The ordinary does not interest her, nor does anything simple. A self-trained artist, Seema Kohli’s exhaustive practice spans over three decades, a time she has spent creating a new identity; reshaping belongings and intimacy. Matter and memory constitute the visual language of her work. Her art has embraced a variety of mediums, including painting, sculpture, installation and performance. And as testimony to her unrelenting zeal to explore complex themes, is her latest show, ‘In Silence the Secrets Speak’, in the city at the Gallery Veda, which is a continuation of her series, ‘The Unending Dance of Light, Raks-eShams’. It was earlier shown as a collaborative solo show at the Kochi Muziris Biennale, followed by a display at the Venice Biennale.
“‘In Silence the Secrets Speak’ emphasises the cyclical nature of existence and the rejuvenation of life through the eternal processes of birth, death and rebirth,” says Kohli. Animated by a vigorous female energy, the idea is depicted through anything that exists, exuding wonder and celebration, pulling elements from other cultures, traditions and her own imagination, creating a vast, vibrant tapestry of work in different media, from painting, video, sculpture and drawing to etchings and serigraphs. The paper works in pen and ink on tea stained paper and etchings portray “the whole universe arising out of a teacup” – there are also coat hangers, ladders, a table laid for tea, clocks and egg timers.
Paintings with layering on washes of bright hues overflow with colour and energy. Wings, feathers, lotuses, roots, trees with bird shaped leaves, fish, clouds, curling tongues of water, gold dots, representing consciousness and the sublime, populate each canvas. “The video of ‘Unending Dance of Light’ is about energy recouping, re-forming, and moving on. Death is not the end; it is rather an energy changing direction, coursing on again, in a different form and space. The seven-part meditation on death, birth and the journey of the soul, was filmed on the banks of the Ganges in Varanasi, the sacred City of Light,” explains Kohli, whose series also includes a10 x 24 ft canvas with 24 ct gold and silver leaf in the lobby of hotel Park Hyatt, which will become a permanent installation.

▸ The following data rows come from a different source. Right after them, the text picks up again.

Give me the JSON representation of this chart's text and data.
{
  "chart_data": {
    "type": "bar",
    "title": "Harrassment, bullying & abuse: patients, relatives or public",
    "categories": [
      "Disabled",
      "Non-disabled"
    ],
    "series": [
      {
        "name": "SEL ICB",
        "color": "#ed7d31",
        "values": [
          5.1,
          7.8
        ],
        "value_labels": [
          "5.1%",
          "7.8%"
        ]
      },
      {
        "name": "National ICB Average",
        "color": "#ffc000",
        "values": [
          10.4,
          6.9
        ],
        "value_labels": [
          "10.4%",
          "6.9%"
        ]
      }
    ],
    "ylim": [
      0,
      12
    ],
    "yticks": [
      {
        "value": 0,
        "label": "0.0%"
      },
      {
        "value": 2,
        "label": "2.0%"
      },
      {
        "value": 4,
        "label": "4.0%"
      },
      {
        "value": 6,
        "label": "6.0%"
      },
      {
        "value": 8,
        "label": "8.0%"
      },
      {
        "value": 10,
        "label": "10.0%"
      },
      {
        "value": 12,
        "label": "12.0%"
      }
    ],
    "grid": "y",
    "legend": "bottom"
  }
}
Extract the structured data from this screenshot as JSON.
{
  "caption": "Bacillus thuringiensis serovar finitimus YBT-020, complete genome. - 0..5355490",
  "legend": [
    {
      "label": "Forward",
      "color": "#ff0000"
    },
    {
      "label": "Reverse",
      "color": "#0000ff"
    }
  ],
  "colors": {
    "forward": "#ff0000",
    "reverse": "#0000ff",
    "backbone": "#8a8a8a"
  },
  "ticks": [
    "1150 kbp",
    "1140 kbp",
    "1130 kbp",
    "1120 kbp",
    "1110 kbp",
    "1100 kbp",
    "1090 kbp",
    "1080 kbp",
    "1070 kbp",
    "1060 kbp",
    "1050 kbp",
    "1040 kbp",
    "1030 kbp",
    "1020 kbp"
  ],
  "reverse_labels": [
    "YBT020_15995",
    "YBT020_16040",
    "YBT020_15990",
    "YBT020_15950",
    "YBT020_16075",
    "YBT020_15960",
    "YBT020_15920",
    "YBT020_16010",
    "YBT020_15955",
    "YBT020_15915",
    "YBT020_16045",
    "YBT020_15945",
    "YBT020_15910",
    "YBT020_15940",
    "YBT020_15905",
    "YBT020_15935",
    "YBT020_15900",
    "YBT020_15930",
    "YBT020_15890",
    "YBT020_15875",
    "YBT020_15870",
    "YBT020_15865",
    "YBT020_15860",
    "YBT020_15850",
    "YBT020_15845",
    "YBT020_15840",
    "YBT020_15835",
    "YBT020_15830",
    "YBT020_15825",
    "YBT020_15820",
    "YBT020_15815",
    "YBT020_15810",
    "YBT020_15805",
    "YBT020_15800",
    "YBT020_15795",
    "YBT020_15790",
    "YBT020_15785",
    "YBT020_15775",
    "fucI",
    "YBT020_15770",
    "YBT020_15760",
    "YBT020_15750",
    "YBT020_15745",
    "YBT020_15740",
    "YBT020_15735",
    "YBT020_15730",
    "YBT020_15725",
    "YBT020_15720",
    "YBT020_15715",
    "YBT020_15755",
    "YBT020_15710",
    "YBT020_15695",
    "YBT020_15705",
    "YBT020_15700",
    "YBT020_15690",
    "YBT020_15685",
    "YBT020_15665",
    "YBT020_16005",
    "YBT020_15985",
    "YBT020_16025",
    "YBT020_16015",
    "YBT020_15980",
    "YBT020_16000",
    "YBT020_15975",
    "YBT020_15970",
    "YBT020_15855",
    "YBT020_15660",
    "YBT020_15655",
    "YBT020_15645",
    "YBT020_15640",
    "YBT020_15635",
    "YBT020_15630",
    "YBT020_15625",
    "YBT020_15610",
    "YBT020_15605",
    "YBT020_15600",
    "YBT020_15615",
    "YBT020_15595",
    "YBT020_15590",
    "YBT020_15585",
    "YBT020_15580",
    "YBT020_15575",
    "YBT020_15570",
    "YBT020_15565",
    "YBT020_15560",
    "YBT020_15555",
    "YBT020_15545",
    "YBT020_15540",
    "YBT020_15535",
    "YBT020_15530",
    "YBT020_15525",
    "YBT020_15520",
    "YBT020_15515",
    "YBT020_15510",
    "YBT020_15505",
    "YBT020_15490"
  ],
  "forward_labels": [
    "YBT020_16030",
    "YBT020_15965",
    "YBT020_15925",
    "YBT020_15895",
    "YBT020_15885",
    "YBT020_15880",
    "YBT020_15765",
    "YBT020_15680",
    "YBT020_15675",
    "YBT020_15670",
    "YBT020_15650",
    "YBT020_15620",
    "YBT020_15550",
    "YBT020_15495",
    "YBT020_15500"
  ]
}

Her works can be seen as public art at the Delhi International Airport, Mumbai International/ Domestic Airport, the Defence Ministry, Tata Residency, Tata Steel, Jindal Steel, Manipal University and hotels in New Delhi. She has participated in prestigious art fairs and Biennales in Hong Kong, Venice, Spain and Beijing while also receiving several national and international awards.
Engaging with a wide circuit of references like religious iconography, mythology, philosophy and literature, Kohli weaves together a story to recover the lost feminine narrative in cultural history. Her work is primarily a celebration of the female form and energy, the source of the twin forces of creation and destruction. But she says she isn’t consciously trying to send out a message. “As an artist, my main concern is what I do with my inner self. I am really not into changing the world, but if it changes by looking at my work, that is because, as I say, love is the weapon of the future and I talk only about love. I talk about recycling of positive energies,” she says. The aspects of continuity, repetition, vulnerability, duration, temporality, awareness, situation and public involvement are also inherent qualities that inform her art practice.
For Kohli, her art is an engagement with the philosophical enquiry into life. It is through the visual language of art that she tries to grasp the truth of existence. She says, “The trees, the plants on my balcony, the people around me, the breeze, the ocean – everything inspires me – as a new world gets created on a small piece of paper or a canvas. My life and my work go hand in hand: there is absolute transparency between us and we are a reflection of each other.”